To counter Google and Facebook, AT&T buys an ad network
Google and Facebook have a powerful grip on the digital ad industry. Media and telecom companies are looking for ways to loosen it.
AT&T is the latest. It announced plans Monday to buy AppNexus, a digital technology firm that runs one of the world’s biggest online ad marketplaces, matching buyers and sellers.
The move comes less than two weeks after AT&T closed its $85 billion purchase of Time Warner, the parent company of CNN.
AT&T didn’t say how much it paid for AppNexus, though the The Wall Street Journal and Reuters previously reported the deal’s value at around $1.6 billion.

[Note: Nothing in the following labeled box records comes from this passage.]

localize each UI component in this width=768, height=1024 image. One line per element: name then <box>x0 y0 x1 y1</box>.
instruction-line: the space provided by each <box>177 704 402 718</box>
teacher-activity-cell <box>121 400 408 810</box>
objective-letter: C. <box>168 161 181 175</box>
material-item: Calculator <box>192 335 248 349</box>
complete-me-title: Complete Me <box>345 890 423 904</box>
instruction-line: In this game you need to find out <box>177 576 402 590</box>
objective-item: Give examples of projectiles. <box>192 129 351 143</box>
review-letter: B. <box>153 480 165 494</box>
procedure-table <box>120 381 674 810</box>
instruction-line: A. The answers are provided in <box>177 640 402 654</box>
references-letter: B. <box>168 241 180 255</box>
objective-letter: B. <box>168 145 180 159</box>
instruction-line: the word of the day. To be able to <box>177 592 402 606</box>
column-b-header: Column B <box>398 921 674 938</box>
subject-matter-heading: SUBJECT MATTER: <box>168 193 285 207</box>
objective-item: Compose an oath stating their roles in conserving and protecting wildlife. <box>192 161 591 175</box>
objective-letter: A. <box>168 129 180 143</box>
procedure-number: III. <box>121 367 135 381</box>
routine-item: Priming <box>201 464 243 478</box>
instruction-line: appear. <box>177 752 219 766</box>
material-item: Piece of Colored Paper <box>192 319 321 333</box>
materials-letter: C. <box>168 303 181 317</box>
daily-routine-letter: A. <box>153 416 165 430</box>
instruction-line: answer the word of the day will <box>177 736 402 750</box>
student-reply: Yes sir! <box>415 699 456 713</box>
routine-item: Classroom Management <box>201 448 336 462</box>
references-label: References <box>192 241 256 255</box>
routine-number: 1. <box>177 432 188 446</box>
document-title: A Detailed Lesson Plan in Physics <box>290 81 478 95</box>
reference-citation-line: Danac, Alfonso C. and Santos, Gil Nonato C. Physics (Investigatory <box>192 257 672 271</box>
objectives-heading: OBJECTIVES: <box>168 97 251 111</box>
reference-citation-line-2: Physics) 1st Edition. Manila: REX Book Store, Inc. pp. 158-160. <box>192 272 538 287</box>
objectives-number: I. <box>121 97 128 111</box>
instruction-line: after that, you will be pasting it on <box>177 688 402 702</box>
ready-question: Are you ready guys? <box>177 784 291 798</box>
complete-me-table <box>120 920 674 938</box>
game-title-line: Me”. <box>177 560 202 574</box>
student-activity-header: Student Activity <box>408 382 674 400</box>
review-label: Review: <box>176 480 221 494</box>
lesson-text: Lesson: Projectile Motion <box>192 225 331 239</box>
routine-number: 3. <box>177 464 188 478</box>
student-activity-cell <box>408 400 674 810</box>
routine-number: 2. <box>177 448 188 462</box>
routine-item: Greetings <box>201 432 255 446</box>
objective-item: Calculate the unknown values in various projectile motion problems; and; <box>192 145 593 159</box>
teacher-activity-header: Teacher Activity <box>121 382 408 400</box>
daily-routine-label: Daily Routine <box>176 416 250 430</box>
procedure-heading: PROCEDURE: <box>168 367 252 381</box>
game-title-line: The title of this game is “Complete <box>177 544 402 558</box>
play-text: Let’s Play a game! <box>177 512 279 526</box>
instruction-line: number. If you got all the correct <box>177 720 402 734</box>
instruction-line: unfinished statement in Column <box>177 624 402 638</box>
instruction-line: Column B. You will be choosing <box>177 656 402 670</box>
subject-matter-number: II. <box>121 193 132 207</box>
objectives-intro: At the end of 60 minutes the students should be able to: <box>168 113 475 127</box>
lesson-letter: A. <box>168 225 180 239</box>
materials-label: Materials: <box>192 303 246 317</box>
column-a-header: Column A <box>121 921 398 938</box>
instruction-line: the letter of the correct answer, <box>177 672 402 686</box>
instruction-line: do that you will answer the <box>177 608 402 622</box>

For AT&T, the purchase offers a foothold in the digital ad business, dominated by Google and Facebook. Rivals such as Verizon, which owns a digital ad service through its subsidiary Oath, are trying similar strategies.
The gap is large. Last year, Google and Facebook raked in a combined $114 billion in net digital ad revenue worldwide, according to the research company eMarketer. Together, they accounted for a nearly 49% share of the market. Verizon’s Oath was one of only five other companies with at least a 2% market share.
AT&T thinks its new deal will allow it to make more money selling targeted ads on its own products, including the streaming service DirecTV Now, as well as all of the new TV and digital media it acquired from Time Warner — channels like TNT, HBO and CNN. The company also says it already has more than 170 million “relationships” with people across its wireless, video and broadband businesses.
One source familiar with the AppNexus deal said it’s about finding better ways to measure the success of an ad campaign on TV and video. As technology advances, the person said, the techniques already present in digital advertising can theoretically be used on a wider, more sophisticated scale.
For example, the person said, AT&T could potentially use anonymized data to figure out whether someone who sees a truck ad on TV later visits the truck maker’s website, or whether that person goes to a dealership to test drive the model. Knowing how the ad influenced a viewer could inform later campaigns, the person said.
Hypothetically, the person added, better technology would also help advertisers tweak ad campaigns on the fly — for example, shortening or swapping out ads during a TV show from night to night.
“Ad tech unites real-time analytics and technology with our premium TV and video content,” AT&T Advertising CEO Brian Lesser said in a news release. He was tapped by the company to build an advertising unit last August. “We went out and found the strongest player in the space.”
Mike Tyrrell, who was an AppNexus investor and board member, said AT&T signaled its ambition in advertising by hiring Lesser, a veteran of the digital ad industry.
“The TV advertising industry today is not nearly as efficient as the online advertising industry, and I think overtime those worlds will merge,” Tyrrell said. “I think AT&T will be extremely well positioned to take advantage of it.”
Brian Wieser, an analyst for Pivotal Research, said AT&T has its work cut out.
“There’s often a belief that the network the [telecommunications companies] operate or produce data which can or should add value to the digital media owner,” he added. “I think that’s pretty limited.”
Wieser also praised Lesser’s expertise, but added that Lesser needs to be given the freedom to build the business his way.
And he added that AT&T needs to think seriously about how it uses its customer data. Facebook’s data collection practices created a media firestorm this year because of questions about how it uses and distributes people’s private data.
“They have to be more aggressive than ever before on putting consumers first,” Wieser said of AT&T.